Notice that I compute the gradient using both A and C’s parameters but I only give A’s parameters to `update!()`. The idea is that to compute the gradient, Tracker needs the parameters of both networks but I do not want the update to mess with C, otherwise it would bias C to output a very large estimation.

Obviously if I come here is because A does not seem to learn at all. Anyone would do this differently ? Am I right to give C’s parameters to `gradient()`?

For those a bit familiar with RL, A is an actor network and C is a critic. By criticizing A, C is supposed to help it improve its decision making (its policy).

1 Like

Just checking, did you intend to include that negative sign in your loss? Should C be outputting a lesser or greater value as A improves its output mapping?

C outputs a value desired to be high, not a cost. So yes C should be outputting a greater value as A improves.

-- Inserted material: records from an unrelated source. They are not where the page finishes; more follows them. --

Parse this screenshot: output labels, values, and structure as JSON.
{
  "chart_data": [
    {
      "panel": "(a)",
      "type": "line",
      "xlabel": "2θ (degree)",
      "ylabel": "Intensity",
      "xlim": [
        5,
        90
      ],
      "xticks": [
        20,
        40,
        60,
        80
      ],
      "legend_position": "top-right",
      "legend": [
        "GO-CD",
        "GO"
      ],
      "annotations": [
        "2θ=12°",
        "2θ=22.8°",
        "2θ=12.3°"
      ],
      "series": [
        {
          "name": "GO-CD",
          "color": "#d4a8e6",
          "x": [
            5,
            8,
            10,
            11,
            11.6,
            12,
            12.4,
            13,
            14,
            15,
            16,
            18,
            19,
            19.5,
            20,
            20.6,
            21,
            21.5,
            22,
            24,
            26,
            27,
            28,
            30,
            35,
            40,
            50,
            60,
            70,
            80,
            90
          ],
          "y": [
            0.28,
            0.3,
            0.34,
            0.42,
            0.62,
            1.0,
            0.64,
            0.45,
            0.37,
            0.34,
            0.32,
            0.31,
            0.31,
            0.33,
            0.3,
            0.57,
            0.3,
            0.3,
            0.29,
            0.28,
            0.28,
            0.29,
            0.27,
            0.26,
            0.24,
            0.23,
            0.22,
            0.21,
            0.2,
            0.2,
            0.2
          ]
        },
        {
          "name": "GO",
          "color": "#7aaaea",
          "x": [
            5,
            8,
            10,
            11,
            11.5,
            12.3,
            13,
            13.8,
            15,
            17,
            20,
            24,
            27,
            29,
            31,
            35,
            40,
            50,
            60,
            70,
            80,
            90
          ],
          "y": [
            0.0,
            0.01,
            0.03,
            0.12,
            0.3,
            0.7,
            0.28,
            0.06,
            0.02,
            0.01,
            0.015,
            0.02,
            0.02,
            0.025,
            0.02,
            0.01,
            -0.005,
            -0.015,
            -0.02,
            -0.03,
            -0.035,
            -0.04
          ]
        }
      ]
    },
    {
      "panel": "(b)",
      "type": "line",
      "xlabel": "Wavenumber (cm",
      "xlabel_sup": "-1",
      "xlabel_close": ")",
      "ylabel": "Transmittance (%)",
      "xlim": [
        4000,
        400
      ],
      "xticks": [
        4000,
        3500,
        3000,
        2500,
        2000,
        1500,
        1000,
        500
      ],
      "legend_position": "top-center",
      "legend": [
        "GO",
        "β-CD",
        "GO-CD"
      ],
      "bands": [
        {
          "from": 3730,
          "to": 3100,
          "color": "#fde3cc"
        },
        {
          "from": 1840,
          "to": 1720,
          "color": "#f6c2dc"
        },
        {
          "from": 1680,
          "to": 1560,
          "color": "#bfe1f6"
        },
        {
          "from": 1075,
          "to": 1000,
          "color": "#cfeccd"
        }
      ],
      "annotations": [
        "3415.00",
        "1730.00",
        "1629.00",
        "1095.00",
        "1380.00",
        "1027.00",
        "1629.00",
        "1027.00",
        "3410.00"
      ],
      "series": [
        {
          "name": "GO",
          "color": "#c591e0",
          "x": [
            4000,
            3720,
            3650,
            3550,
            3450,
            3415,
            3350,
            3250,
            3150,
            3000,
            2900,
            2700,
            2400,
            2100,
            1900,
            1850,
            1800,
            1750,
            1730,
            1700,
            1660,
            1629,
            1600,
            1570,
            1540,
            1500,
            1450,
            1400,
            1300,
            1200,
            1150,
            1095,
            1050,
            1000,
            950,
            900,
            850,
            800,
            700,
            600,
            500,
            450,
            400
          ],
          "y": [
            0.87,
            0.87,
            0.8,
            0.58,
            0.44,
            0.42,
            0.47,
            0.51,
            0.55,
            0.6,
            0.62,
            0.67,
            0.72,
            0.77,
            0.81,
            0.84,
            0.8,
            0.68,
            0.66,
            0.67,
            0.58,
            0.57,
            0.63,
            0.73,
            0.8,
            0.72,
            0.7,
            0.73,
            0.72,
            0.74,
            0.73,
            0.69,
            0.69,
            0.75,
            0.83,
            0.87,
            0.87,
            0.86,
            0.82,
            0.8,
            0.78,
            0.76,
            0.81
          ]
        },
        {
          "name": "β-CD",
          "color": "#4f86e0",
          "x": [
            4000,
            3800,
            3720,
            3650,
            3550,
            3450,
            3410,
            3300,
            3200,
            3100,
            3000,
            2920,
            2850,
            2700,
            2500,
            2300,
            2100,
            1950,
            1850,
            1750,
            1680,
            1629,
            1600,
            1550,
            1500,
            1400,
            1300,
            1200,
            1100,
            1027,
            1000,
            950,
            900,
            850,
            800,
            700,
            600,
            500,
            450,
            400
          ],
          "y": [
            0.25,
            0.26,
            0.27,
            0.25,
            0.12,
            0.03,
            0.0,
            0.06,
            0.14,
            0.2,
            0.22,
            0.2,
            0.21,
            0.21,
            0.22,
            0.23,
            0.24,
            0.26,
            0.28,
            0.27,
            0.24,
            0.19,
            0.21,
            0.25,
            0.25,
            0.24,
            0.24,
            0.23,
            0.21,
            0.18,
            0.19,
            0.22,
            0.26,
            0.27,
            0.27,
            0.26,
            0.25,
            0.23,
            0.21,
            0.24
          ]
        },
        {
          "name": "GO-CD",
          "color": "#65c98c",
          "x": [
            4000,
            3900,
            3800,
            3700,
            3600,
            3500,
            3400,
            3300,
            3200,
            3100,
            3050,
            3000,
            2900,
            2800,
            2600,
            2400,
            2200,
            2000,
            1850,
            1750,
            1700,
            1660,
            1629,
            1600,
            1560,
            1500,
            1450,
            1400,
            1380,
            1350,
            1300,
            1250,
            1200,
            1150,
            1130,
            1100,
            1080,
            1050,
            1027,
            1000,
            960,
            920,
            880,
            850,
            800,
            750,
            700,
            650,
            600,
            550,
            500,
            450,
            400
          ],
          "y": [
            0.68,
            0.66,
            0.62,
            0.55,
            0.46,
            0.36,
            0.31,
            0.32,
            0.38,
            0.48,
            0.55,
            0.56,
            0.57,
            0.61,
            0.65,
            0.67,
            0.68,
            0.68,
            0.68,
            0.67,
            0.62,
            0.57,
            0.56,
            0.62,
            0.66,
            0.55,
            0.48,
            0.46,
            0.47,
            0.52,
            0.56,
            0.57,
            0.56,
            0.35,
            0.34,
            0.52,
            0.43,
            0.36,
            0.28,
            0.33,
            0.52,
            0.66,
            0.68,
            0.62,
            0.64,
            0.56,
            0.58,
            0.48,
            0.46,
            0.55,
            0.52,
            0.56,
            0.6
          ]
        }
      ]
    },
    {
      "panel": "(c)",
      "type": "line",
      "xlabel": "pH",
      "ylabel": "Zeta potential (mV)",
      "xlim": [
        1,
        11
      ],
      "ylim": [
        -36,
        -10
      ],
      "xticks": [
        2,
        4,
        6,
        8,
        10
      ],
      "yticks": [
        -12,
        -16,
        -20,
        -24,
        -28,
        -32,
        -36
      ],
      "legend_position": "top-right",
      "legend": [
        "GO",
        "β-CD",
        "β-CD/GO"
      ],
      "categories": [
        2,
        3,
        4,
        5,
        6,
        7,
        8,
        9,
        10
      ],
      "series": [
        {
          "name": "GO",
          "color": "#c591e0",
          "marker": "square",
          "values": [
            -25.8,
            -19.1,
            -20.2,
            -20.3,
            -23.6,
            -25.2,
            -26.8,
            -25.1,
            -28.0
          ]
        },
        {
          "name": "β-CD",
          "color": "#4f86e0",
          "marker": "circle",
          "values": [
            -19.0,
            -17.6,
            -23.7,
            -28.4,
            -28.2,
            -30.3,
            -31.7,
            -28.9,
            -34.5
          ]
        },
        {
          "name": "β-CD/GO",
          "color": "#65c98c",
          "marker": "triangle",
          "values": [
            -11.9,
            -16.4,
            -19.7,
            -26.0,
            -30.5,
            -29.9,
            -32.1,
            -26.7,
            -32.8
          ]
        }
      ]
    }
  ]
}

I guess you understand that but I’ll precise for those who might not: we want the output of C to be maximized, so -C to be minimized. In standard supervised learning `loss()` is an error that we want to minimize.

Ok, good to know, I just wanted to make sure this was the case.

Next question: What do the loss values look like across, say, 10 iterations? Do they oscillate around, or do they not budge at all?

However I am still questioning whether `xs = Flux.params(A, C)` is useful, I tried with only A, it appears to work as well so it might only be a waste of computation to get C’s gradients.